ANTECEDENTES 1. La actora reclama la protección de sus derechos fundamentales al debido proceso, vivienda digna e igualdad, presuntamente vulnerados por la autoridad jurisdiccional acusada dentro ejecutivo hipotecario que en su contra y de otros adelantó Bancafe, hoy Central del Inversiones; en consecuencia, solicita decretar la nulidad de todo lo actuado y dejar sin efecto la sentencia dictada el 6 de junio de 2008. 2.
Las peticiones precedentes se sustentan en síntesis así: (a). Que el 10 de octubre de 1997 mediante promesa de compraventa y posterior escritura pública adquirió un apartamento y garaje a la firma Bienes Limitada Asesores Inmobiliarios, y para financiarlo constituyó hipoteca en primer grado a favor de Concasa hoy Bancafe, pero el instrumento a través del cual se proponía gravar el bien, en razón del incumplimiento de la vendedora no fue firmado por el representante legal de la entidad crediticia y, por consiguiente, tampoco se registró. (b).
Que el ente financiero inició proceso ejecutivo hipotecario contra la citada constructora y varios de los compradores que alcanzaron a registrar la respectiva escritura, persiguiendo el inmueble de mayor extensión, trámite que se adelanta ante la agencia judicial acusada y en donde se citó como demandada a la peticionaria. (c). Que en la diligencia de secuestro los adquirentes de los apartamentos formularon oposición aduciendo su condición de terceros poseedores, calidad que les fue reconocida en el juicio, pero el funcionario querellado el 6 de junio de 2008 dictó sentencia sin pronunciarse sobre los “incidentes de oposición pendientes de resolver”.
(d). Que el despacho accionado sin fundamento alguno cambió la naturaleza del crédito de vivienda a libre consumo, con el único propósito de no aplicar la ley 546 de 1999 y la abundante jurisprudencia sobre la materia y de paso no declarar la terminación del proceso como es su deber; sin embargo remite a la mencionada normatividad en relación con los intereses del crédito, por lo que se evidencia incongruencias en la providencia, actuaciones que su sentir constituyen una flagrante vía de hecho. 3.

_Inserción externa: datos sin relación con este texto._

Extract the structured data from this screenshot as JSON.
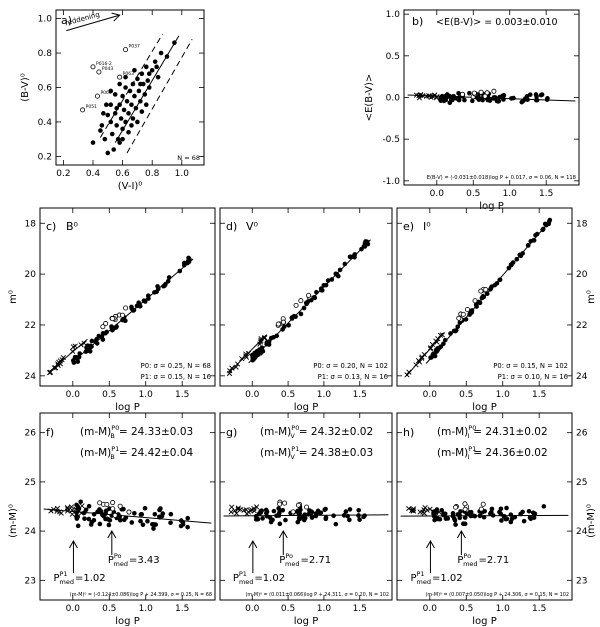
{
  "chart_data": [
    {
      "id": "a",
      "type": "scatter",
      "panel_label": "a)",
      "xlabel": "(V-I)⁰",
      "ylabel": "(B-V)⁰",
      "xlim": [
        0.15,
        1.15
      ],
      "ylim": [
        0.15,
        1.05
      ],
      "xticks": [
        0.2,
        0.4,
        0.6,
        0.8,
        1.0
      ],
      "yticks": [
        0.2,
        0.4,
        0.6,
        0.8,
        1.0
      ],
      "xtick_labels": [
        "0.2",
        "0.4",
        "0.6",
        "0.8",
        "1.0"
      ],
      "ytick_labels": [
        "0.2",
        "0.4",
        "0.6",
        "0.8",
        "1.0"
      ],
      "annotation": "reddening",
      "count_label": "N = 68",
      "labeled_stars": [
        {
          "label": "P037",
          "x": 0.62,
          "y": 0.82
        },
        {
          "label": "P016-2",
          "x": 0.4,
          "y": 0.72
        },
        {
          "label": "P043",
          "x": 0.44,
          "y": 0.69
        },
        {
          "label": "P063",
          "x": 0.58,
          "y": 0.66
        },
        {
          "label": "P069",
          "x": 0.43,
          "y": 0.55
        },
        {
          "label": "P051",
          "x": 0.33,
          "y": 0.47
        }
      ],
      "points": [
        [
          0.4,
          0.28
        ],
        [
          0.45,
          0.35
        ],
        [
          0.48,
          0.3
        ],
        [
          0.5,
          0.22
        ],
        [
          0.52,
          0.4
        ],
        [
          0.53,
          0.33
        ],
        [
          0.55,
          0.45
        ],
        [
          0.56,
          0.38
        ],
        [
          0.57,
          0.3
        ],
        [
          0.58,
          0.5
        ],
        [
          0.59,
          0.42
        ],
        [
          0.6,
          0.36
        ],
        [
          0.6,
          0.55
        ],
        [
          0.61,
          0.47
        ],
        [
          0.62,
          0.4
        ],
        [
          0.62,
          0.6
        ],
        [
          0.63,
          0.52
        ],
        [
          0.64,
          0.45
        ],
        [
          0.65,
          0.58
        ],
        [
          0.66,
          0.5
        ],
        [
          0.67,
          0.62
        ],
        [
          0.68,
          0.55
        ],
        [
          0.69,
          0.48
        ],
        [
          0.7,
          0.65
        ],
        [
          0.71,
          0.58
        ],
        [
          0.72,
          0.52
        ],
        [
          0.73,
          0.68
        ],
        [
          0.74,
          0.62
        ],
        [
          0.75,
          0.56
        ],
        [
          0.76,
          0.72
        ],
        [
          0.77,
          0.64
        ],
        [
          0.78,
          0.6
        ],
        [
          0.8,
          0.7
        ],
        [
          0.82,
          0.75
        ],
        [
          0.84,
          0.66
        ],
        [
          0.86,
          0.8
        ],
        [
          0.9,
          0.78
        ],
        [
          0.95,
          0.86
        ],
        [
          0.47,
          0.45
        ],
        [
          0.52,
          0.5
        ],
        [
          0.55,
          0.56
        ],
        [
          0.58,
          0.28
        ],
        [
          0.46,
          0.38
        ],
        [
          0.5,
          0.44
        ],
        [
          0.54,
          0.24
        ],
        [
          0.64,
          0.34
        ],
        [
          0.67,
          0.42
        ],
        [
          0.7,
          0.4
        ],
        [
          0.73,
          0.46
        ],
        [
          0.76,
          0.5
        ],
        [
          0.58,
          0.62
        ],
        [
          0.52,
          0.58
        ],
        [
          0.49,
          0.5
        ],
        [
          0.68,
          0.7
        ],
        [
          0.62,
          0.66
        ],
        [
          0.56,
          0.48
        ],
        [
          0.6,
          0.3
        ],
        [
          0.66,
          0.38
        ],
        [
          0.72,
          0.62
        ],
        [
          0.78,
          0.68
        ],
        [
          0.83,
          0.72
        ]
      ],
      "fit_line": [
        [
          0.55,
          0.28
        ],
        [
          0.98,
          0.9
        ]
      ],
      "dashed_lines": [
        [
          [
            0.45,
            0.31
          ],
          [
            0.87,
            0.91
          ]
        ],
        [
          [
            0.63,
            0.22
          ],
          [
            1.07,
            0.88
          ]
        ]
      ]
    },
    {
      "id": "b",
      "type": "scatter",
      "panel_label": "b)",
      "title": "<E(B-V)> = 0.003±0.010",
      "xlabel": "log P",
      "ylabel": "<E(B-V)>",
      "xlim": [
        -0.45,
        1.95
      ],
      "ylim": [
        -1.05,
        1.05
      ],
      "xticks": [
        0.0,
        0.5,
        1.0,
        1.5
      ],
      "yticks": [
        -1.0,
        -0.5,
        0.0,
        0.5,
        1.0
      ],
      "xtick_labels": [
        "0.0",
        "0.5",
        "1.0",
        "1.5"
      ],
      "ytick_labels": [
        "-1.0",
        "-0.5",
        "0.0",
        "0.5",
        "1.0"
      ],
      "fit_text": "E(B-V) = (-0.031±0.018)log P + 0.017, σ = 0.06, N = 118",
      "fit": {
        "slope": -0.031,
        "intercept": 0.017,
        "x_range": [
          -0.4,
          1.9
        ]
      }
    },
    {
      "id": "c",
      "type": "scatter",
      "panel_label": "c)",
      "band": "B⁰",
      "xlabel": "log P",
      "ylabel": "m⁰",
      "xlim": [
        -0.45,
        1.95
      ],
      "ylim": [
        24.4,
        17.4
      ],
      "xticks": [
        0.0,
        0.5,
        1.0,
        1.5
      ],
      "yticks": [
        18,
        20,
        22,
        24
      ],
      "xtick_labels": [
        "0.0",
        "0.5",
        "1.0",
        "1.5"
      ],
      "ytick_labels": [
        "18",
        "20",
        "22",
        "24"
      ],
      "stats": [
        "P0: σ = 0.25, N = 68",
        "P1: σ = 0.15, N = 16"
      ],
      "fit_p0": {
        "slope": -2.45,
        "intercept": 23.45,
        "x_range": [
          0.0,
          1.65
        ]
      },
      "fit_p1": {
        "slope": -2.45,
        "intercept": 23.05,
        "x_range": [
          -0.32,
          0.2
        ]
      }
    },
    {
      "id": "d",
      "type": "scatter",
      "panel_label": "d)",
      "band": "V⁰",
      "xlabel": "log P",
      "ylabel": "m⁰",
      "xlim": [
        -0.45,
        1.95
      ],
      "ylim": [
        24.4,
        17.4
      ],
      "xticks": [
        0.0,
        0.5,
        1.0,
        1.5
      ],
      "yticks": [
        18,
        20,
        22,
        24
      ],
      "xtick_labels": [
        "0.0",
        "0.5",
        "1.0",
        "1.5"
      ],
      "ytick_labels": [
        "18",
        "20",
        "22",
        "24"
      ],
      "stats": [
        "P0: σ = 0.20, N = 102",
        "P1: σ = 0.13, N = 16"
      ],
      "fit_p0": {
        "slope": -2.85,
        "intercept": 23.35,
        "x_range": [
          -0.05,
          1.65
        ]
      },
      "fit_p1": {
        "slope": -2.85,
        "intercept": 22.95,
        "x_range": [
          -0.32,
          0.2
        ]
      }
    },
    {
      "id": "e",
      "type": "scatter",
      "panel_label": "e)",
      "band": "I⁰",
      "xlabel": "log P",
      "ylabel": "m⁰",
      "xlim": [
        -0.45,
        1.95
      ],
      "ylim": [
        24.4,
        17.4
      ],
      "xticks": [
        0.0,
        0.5,
        1.0,
        1.5
      ],
      "yticks": [
        18,
        20,
        22,
        24
      ],
      "xtick_labels": [
        "0.0",
        "0.5",
        "1.0",
        "1.5"
      ],
      "ytick_labels": [
        "18",
        "20",
        "22",
        "24"
      ],
      "stats": [
        "P0: σ = 0.15, N = 102",
        "P1: σ = 0.10, N = 16"
      ],
      "fit_p0": {
        "slope": -3.3,
        "intercept": 23.35,
        "x_range": [
          -0.05,
          1.65
        ]
      },
      "fit_p1": {
        "slope": -3.3,
        "intercept": 22.95,
        "x_range": [
          -0.32,
          0.2
        ]
      }
    },
    {
      "id": "f",
      "type": "scatter",
      "panel_label": "f)",
      "band": "B",
      "xlabel": "log P",
      "ylabel": "(m-M)⁰",
      "xlim": [
        -0.45,
        1.95
      ],
      "ylim": [
        22.6,
        26.4
      ],
      "xticks": [
        0.0,
        0.5,
        1.0,
        1.5
      ],
      "yticks": [
        23,
        24,
        25,
        26
      ],
      "xtick_labels": [
        "0.0",
        "0.5",
        "1.0",
        "1.5"
      ],
      "ytick_labels": [
        "23",
        "24",
        "25",
        "26"
      ],
      "dm_p0": "24.33±0.03",
      "dm_p1": "24.42±0.04",
      "pmed_p1": "1.02",
      "pmed_p0": "3.43",
      "pmed_p1_logp": 0.0086,
      "pmed_p0_logp": 0.535,
      "fit_text": "(m-M)⁰ = (-0.124±0.086)log P + 24.399, σ = 0.25, N = 68",
      "fit": {
        "slope": -0.124,
        "intercept": 24.399,
        "x_range": [
          -0.4,
          1.9
        ]
      }
    },
    {
      "id": "g",
      "type": "scatter",
      "panel_label": "g)",
      "band": "V",
      "xlabel": "log P",
      "ylabel": "(m-M)⁰",
      "xlim": [
        -0.45,
        1.95
      ],
      "ylim": [
        22.6,
        26.4
      ],
      "xticks": [
        0.0,
        0.5,
        1.0,
        1.5
      ],
      "yticks": [
        23,
        24,
        25,
        26
      ],
      "xtick_labels": [
        "0.0",
        "0.5",
        "1.0",
        "1.5"
      ],
      "ytick_labels": [
        "23",
        "24",
        "25",
        "26"
      ],
      "dm_p0": "24.32±0.02",
      "dm_p1": "24.38±0.03",
      "pmed_p1": "1.02",
      "pmed_p0": "2.71",
      "pmed_p1_logp": 0.0086,
      "pmed_p0_logp": 0.433,
      "fit_text": "(m-M)⁰ = (0.011±0.066)log P + 24.311, σ = 0.20, N = 102",
      "fit": {
        "slope": 0.011,
        "intercept": 24.311,
        "x_range": [
          -0.4,
          1.9
        ]
      }
    },
    {
      "id": "h",
      "type": "scatter",
      "panel_label": "h)",
      "band": "I",
      "xlabel": "log P",
      "ylabel": "(m-M)⁰",
      "xlim": [
        -0.45,
        1.95
      ],
      "ylim": [
        22.6,
        26.4
      ],
      "xticks": [
        0.0,
        0.5,
        1.0,
        1.5
      ],
      "yticks": [
        23,
        24,
        25,
        26
      ],
      "xtick_labels": [
        "0.0",
        "0.5",
        "1.0",
        "1.5"
      ],
      "ytick_labels": [
        "23",
        "24",
        "25",
        "26"
      ],
      "dm_p0": "24.31±0.02",
      "dm_p1": "24.36±0.02",
      "pmed_p1": "1.02",
      "pmed_p0": "2.71",
      "pmed_p1_logp": 0.0086,
      "pmed_p0_logp": 0.433,
      "fit_text": "(m-M)⁰ = (0.007±0.050)log P + 24.306, σ = 0.15, N = 102",
      "fit": {
        "slope": 0.007,
        "intercept": 24.306,
        "x_range": [
          -0.4,
          1.9
        ]
      }
    }
  ]
}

Por auto de 8 de julio de 2008 se avocó conocimiento de la acción, vinculó a las partes e intervinientes en el rito que originó la queja, decretó pruebas y ordenó librar las comunicaciones de rigor (fl. 60, cdno. 1). 4. El titular del Juzgado Sexto Civil del Circuito de Bogotá solicitó declarar la improcedencia del amparo por cuanto en el proceso objeto de cuestionamiento a la peticionaria no se le ha desconocido derecho fundamental alguno; igualmente informó que esta es la tercera tutela que se interpone contra la misma tramitación. Por su parte, Central de Inversiones manifestó haber suscrito convenio interadministrativo de cartera con el Banco ejecutante y pidió no acceder a las pretensiones de la accionante, toda vez que el proceso ejecutivo materia de censura se ha desarrollado conforme a la normatividad que regula esa clase de ritos.
LA SENTENCIA IMPUGNADA El Tribunal denegó la protección constitucional impetrada tras advertir que al haber sido vinculada la tutelante como demandada en el ejecutivo hipotecario de mayor extensión, no le asiste interés para atacar la sentencia cuestionada, alegando su condición de tercero poseedor. Asimismo, agregó que la peticionaria cuenta con instrumentos ordinario de defensa en el interior de la tramitación para controvertir el cambio de la naturaleza del crédito que hizo el funcionario querellado, postura que según la promotora de la queja, transgredió las garantías que ahora reclama por no poder solicitar la terminación del proceso con fundamento en la ley de vivienda y la abundante jurisprudencia sobre la materia.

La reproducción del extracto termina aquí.